CRÓNICAS DE UM MUNDO NOVO Os cavalos também se abatem (artigo de José Manuel Delgado)
O diário desportivo madrileno Marca, na sua edição em papel de hoje, apresenta, na página 22, um excelente trabalho, que nos remete para uma realidade distópica, digna de um filme de série B de enquadramento pós-apocalítico.
A história é esta: Com o desporto praticamente parado, alguns nichos subsistem e vão alimentando, exaustivamente, o mercado das apostas. Além do recurso aos eSports (que não são a mesma coisa…) as competições de futebol que continuam a decorrer na Bielorrússia e na Nicarágua (primeiras categorias, reservas, feminino, tudo o que mexer) têm sido um recurso raro e precioso, chupado por empresas e apostadores, até ao tutano.
Por exemplo, entrando no site da empresa russa, com sede em Chipre, Fonbet, verifico que, para o jogo da Taça da Bielorrússia entre o Slavia Mozyr e o Bate Borisov é possível, apostar, sim ou não, nas seguintes circunstâncias: Qualquer dos guarda-redes toca na bola no primeiro minuto? Ambos os guarda-redes tocam na bola nos primeiros três minutos? O massagista entra em campo? O massagista entra em campo duas ou mais vezes? Há um lançamento lateral no primeiro minuto? Há uma falta nos primeiros três minutos? Há um golo invalidado? Há um golo de cabeça? Há um golo marcado de fora da grande área? E seguem-se mais 15 possibilidades de aposta quanto a marcadores de golos. Este processo é repetido para o outro jogo da Taça da Bielorrússia, o Dínamo Brest contra o Shakter Soligorsk e estão em menu, sem tanta oferta diversificada, os cinco jogos do campeonato de Clausura da Nicarágua.
Mas o futebol é apenas o aperitivo.
A Fonbet permite apostar em jogos de ténis de mesa, disputados por jogadores russos de gama média baixa, que recebem por jogo, e geram um fluxo de apostas ‘around the clock’. Criaram, para o efeito, uma chamada Liga Pro e só ao longo do dia de ontem, diz a Marca, disputaram-se quase 100 jogos. Para o volume de apostas, o facto de no ténis de mesa ser possível colocar apostas ponto a ponto, mata o vício de uns e enche os bolsos de outros, enquanto o mundo espera sentado por um regresso à normalidade.
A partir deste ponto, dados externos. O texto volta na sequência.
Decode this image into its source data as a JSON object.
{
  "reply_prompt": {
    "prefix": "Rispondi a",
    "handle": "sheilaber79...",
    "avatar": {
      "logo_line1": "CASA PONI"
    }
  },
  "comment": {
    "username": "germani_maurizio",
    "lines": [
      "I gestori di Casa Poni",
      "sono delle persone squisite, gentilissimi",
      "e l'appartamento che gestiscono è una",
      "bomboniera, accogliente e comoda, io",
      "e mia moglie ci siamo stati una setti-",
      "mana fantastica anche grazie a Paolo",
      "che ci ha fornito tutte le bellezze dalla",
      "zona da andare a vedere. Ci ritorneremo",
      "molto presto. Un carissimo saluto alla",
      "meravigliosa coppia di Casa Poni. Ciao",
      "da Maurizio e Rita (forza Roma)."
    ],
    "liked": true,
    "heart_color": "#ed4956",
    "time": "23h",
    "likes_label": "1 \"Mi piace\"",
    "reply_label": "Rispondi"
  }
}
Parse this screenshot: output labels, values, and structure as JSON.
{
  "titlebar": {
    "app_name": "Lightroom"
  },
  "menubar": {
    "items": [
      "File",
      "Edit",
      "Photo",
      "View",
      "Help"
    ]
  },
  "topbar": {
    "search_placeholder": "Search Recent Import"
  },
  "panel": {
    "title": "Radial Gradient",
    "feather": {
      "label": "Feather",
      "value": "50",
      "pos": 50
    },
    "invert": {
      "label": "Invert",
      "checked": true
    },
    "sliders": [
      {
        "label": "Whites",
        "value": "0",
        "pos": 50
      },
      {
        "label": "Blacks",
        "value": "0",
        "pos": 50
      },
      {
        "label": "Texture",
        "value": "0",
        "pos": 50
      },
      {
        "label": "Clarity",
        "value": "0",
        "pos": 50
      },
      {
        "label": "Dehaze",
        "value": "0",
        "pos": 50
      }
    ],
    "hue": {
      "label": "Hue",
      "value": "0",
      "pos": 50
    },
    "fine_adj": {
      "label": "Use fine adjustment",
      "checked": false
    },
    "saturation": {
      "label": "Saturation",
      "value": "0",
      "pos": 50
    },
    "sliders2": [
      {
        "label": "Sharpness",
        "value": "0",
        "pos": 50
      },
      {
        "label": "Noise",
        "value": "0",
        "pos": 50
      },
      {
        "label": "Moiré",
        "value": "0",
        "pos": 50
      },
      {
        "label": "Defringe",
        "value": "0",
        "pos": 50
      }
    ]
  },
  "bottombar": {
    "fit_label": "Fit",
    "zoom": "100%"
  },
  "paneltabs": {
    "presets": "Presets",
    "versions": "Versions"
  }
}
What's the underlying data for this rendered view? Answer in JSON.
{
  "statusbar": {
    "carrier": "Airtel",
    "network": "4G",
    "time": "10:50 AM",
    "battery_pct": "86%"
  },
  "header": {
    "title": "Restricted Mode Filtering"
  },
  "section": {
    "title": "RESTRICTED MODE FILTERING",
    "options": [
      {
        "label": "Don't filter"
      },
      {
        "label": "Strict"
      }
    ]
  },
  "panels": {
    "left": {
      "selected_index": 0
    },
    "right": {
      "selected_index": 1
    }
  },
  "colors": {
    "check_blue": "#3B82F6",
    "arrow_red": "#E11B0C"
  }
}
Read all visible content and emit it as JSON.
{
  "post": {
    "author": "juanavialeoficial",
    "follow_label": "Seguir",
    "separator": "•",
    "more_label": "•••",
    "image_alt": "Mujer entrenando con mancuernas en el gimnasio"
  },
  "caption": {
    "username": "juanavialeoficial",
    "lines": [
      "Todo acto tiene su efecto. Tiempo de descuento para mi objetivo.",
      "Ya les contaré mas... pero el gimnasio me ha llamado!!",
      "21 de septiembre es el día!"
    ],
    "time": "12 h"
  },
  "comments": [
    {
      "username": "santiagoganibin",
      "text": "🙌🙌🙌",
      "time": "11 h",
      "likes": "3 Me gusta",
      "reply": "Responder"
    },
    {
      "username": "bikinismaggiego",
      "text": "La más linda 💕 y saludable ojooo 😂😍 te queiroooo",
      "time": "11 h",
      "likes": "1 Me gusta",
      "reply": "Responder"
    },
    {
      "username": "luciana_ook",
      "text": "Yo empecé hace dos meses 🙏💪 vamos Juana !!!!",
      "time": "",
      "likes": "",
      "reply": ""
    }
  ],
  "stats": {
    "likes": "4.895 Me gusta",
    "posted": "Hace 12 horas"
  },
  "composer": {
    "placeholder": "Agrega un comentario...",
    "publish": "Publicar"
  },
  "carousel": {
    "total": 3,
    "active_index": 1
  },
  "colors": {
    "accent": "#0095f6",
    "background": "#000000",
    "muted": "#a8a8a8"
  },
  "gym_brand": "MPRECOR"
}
Carlos Gonzalez, especialista de um associado do jornal Marca, a Marca Apuestas, revelou que «entre os dias 1 e 7 de abril foi possível apostar em 1.100 jogos de ténis de mesa, 646 jogos de eSports, 147 jogos de ténis e 130 jogos de futebol.»
Estes jogos em tempo de pandemia, que inevitavelmente, para alimentarem o negócio, comportam riscos para a saúde dos jogadores (qual ‘remake’, à escala das apostas, do livro de Horace McCoy, ‘Os cavalos também se abatem’, com versão cinematográfica assinada por Sidney Pollack, cuja ação decorre durante a Grande Depressão e gira em torno de uma maratona de dança, em que ganha o último par a ficar em pé), são uma caricatura do que está a ser gizado noutras modalidades, como as de combate, em que está a ser preparada uma ilha, com isolamento garantido do resto do planeta, onde os lutadores possam ir para a jaula alimentar não só o mundo das apostas, mas também as necessidades dos consumidores televisivos.
No futebol, o desporto mais popular e rentável do Mundo, são cada vez mais frequentes as tentativas de acelerar o processo de regresso à competição, vide o que o Bayern de Munique e outros emblemas alemães estão a fazer.
Mas, acima de tudo – e a FIFA apresentou ontem uma série de normas de bom senso e manifesta aplicabilidade – há que não queimar etapas e ter a sabedoria da serenidade e a virtude da resiliência. Como dizia ontem Marcelo Rebelo de Sousa, «se queremos ganhar a liberdade em maio, temos de a conquistar em abril.»